The Runtime Defense
While DP protects during training, PII detection protects at runtime. Before user input reaches the model, scan for and redact personally identifiable information. This prevents the Samsung scenario: even if an employee pastes source code, the PII scanner strips sensitive data before it hits the API.
Microsoft Presidio
Presidio is an open-source PII detection and anonymization framework built on spaCy. Two core modules:
Presidio Analyzer: Identifies PII using regex, deny lists, checksums, NLP models, and contextual analysis
Presidio Anonymizer: Redacts, replaces, hashes, pseudonymizes, or encrypts detected entities
Supports text, structured data, images, PDFs, CSV, and JSON. Custom recognizers can be added for domain-specific entities.

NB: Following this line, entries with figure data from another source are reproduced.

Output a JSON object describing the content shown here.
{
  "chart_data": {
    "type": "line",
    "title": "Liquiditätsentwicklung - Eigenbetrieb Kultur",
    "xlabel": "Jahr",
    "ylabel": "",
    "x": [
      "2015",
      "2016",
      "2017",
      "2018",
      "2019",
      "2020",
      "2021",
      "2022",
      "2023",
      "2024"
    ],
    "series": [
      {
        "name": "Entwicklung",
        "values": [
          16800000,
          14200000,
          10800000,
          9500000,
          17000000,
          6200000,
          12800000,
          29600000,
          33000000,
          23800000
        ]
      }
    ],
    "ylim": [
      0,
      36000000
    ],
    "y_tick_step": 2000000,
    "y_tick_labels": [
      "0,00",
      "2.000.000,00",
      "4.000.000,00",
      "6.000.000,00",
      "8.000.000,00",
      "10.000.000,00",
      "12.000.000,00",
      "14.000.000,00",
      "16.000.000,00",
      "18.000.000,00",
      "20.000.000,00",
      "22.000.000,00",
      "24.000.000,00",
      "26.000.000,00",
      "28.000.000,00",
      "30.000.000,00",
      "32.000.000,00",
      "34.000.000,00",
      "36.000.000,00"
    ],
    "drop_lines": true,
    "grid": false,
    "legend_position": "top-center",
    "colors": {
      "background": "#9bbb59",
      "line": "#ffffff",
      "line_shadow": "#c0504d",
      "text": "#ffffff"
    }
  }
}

# Microsoft Presidio: PII detection
from presidio_analyzer import AnalyzerEngine
from presidio_anonymizer import AnonymizerEngine
analyzer = AnalyzerEngine()
anonymizer = AnonymizerEngine()
text = "Call John at 212-555-1234 or
email john.doe@company.com"
# Detect PII
results = analyzer.analyze(
text=text, language="en"
)
# → PERSON, PHONE_NUMBER, EMAIL_ADDRESS
# Anonymize
anon = anonymizer.anonymize(text, results)
# → "Call <PERSON> at <PHONE_NUMBER>
# or email <EMAIL_ADDRESS>"
Layered approach: Combine Presidio (input scanning) with LLM Guard (Ch 6) output scanners. Scan both directions: user input before it reaches the model, and model output before it reaches the user. Neither alone is sufficient.